Film: Porträt der tunesischen Jugend

Vieles hier wäre für eine romantische Liebesgeschichte angelegt: zwei gegensätzliche Charaktere, ein Roadtrip, der gemeinsame Traum von einer besseren Zukunft. «Where the Wind Comes From» jedoch – das ist das Erfrischendste an diesem warmen Coming-of-Age-Roadmovie der jungen tunesischen Filmemacherin Amel Guellaty – erzählt von der platonischen Liebe zwischen einer jungen Frau und einem jungen Mann in Tunesien.
Alyssa (Eya Bellagha) und Mehdi (Slim Baccar) sind seit der Kindheit beste Freund:innen. Sie träumt von Europa, trägt aber Verantwortung für die Schwester und die depressive Mutter. Er ist Künstler, der an sich zweifelt. Als Alyssa eine Ausschreibung für einen Kunstwettbewerb entdeckt, dessen Hauptpreis eine Artist-Residency in Deutschland ist, überzeugt sie Mehdi teilzunehmen. Gemeinsam brechen sie zu einem Roadtrip von Tunis nach Djerba auf, dem Austragungsort des Wettbewerbs.
Soziale Gegensätze und die tunesische Revolution bilden den erzählerischen Rahmen, die Beziehung der beiden Hauptfiguren den Spannungsbogen. Die Verbindung von Alyssas Ideenreichtum und Mehdis Kunst eröffnet Möglichkeitsräume eines besseren Lebens.

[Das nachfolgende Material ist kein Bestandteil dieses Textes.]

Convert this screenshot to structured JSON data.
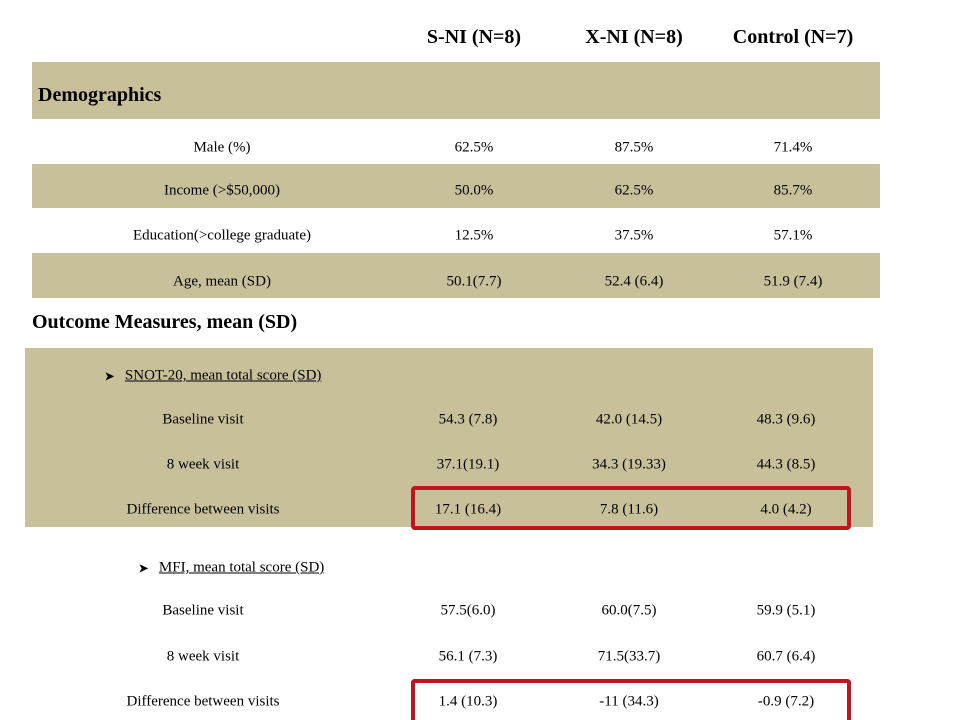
{
  "columns": [
    "S-NI (N=8)",
    "X-NI (N=8)",
    "Control (N=7)"
  ],
  "demographics": {
    "title": "Demographics",
    "rows": [
      {
        "label": "Male (%)",
        "values": [
          "62.5%",
          "87.5%",
          "71.4%"
        ]
      },
      {
        "label": "Income (>$50,000)",
        "values": [
          "50.0%",
          "62.5%",
          "85.7%"
        ]
      },
      {
        "label": "Education(>college graduate)",
        "values": [
          "12.5%",
          "37.5%",
          "57.1%"
        ]
      },
      {
        "label": "Age, mean (SD)",
        "values": [
          "50.1(7.7)",
          "52.4 (6.4)",
          "51.9 (7.4)"
        ]
      }
    ]
  },
  "outcomes": {
    "title": "Outcome Measures, mean (SD)",
    "snot": {
      "heading": "SNOT-20, mean total score  (SD)",
      "rows": [
        {
          "label": "Baseline visit",
          "values": [
            "54.3 (7.8)",
            "42.0 (14.5)",
            "48.3 (9.6)"
          ]
        },
        {
          "label": "8 week visit",
          "values": [
            "37.1(19.1)",
            "34.3 (19.33)",
            "44.3 (8.5)"
          ]
        },
        {
          "label": "Difference between visits",
          "values": [
            "17.1 (16.4)",
            "7.8 (11.6)",
            "4.0 (4.2)"
          ]
        }
      ]
    },
    "mfi": {
      "heading": "MFI, mean total score  (SD)",
      "rows": [
        {
          "label": "Baseline visit",
          "values": [
            "57.5(6.0)",
            "60.0(7.5)",
            "59.9 (5.1)"
          ]
        },
        {
          "label": "8 week visit",
          "values": [
            "56.1 (7.3)",
            "71.5(33.7)",
            "60.7 (6.4)"
          ]
        },
        {
          "label": "Difference between visits",
          "values": [
            "1.4 (10.3)",
            "-11 (34.3)",
            "-0.9 (7.2)"
          ]
        }
      ]
    }
  },
  "colors": {
    "band": "#c8c09b",
    "highlight": "#c0141e"
  },
  "icons": {
    "bullet": "arrow-bullet-icon"
  }
}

Animationen visualisieren Alyssas Fantasie und korrespondieren mit Mehdis surrealistischen Bildern – Ausdruck von Vertrautheit, die im eindringlichen Zusammenspiel der beiden spürbar wird. Auch die Musik übernimmt eine narrative Funktion, leider werden arabische Liedtexte nicht untertitelt.
«Where the Wind Comes From» ist ein sinnlicher Film, der Körper zeigt, ohne sie auszustellen – zum Beispiel wenn Mehdi im Olivenhain Alyssas Porträt malt, mit dem Rauschen des Windes in den Bäumen, dem weich verschwimmenden Hintergrund der Detailaufnahmen. Dieses Porträt ist zugleich eines der tunesischen Jugend: eine offene, nach Selbstbestimmung strebende Generation, deren Trauer daraus erwächst, dass sie sich nicht so ausdrücken kann, wie sie es gerne möchte. Kunst und Fantasie mögen die Welt nicht verändern. Sie helfen aber herauszufinden, wohin es gehen soll – und gemeinsam träumt es sich besser vom guten Leben.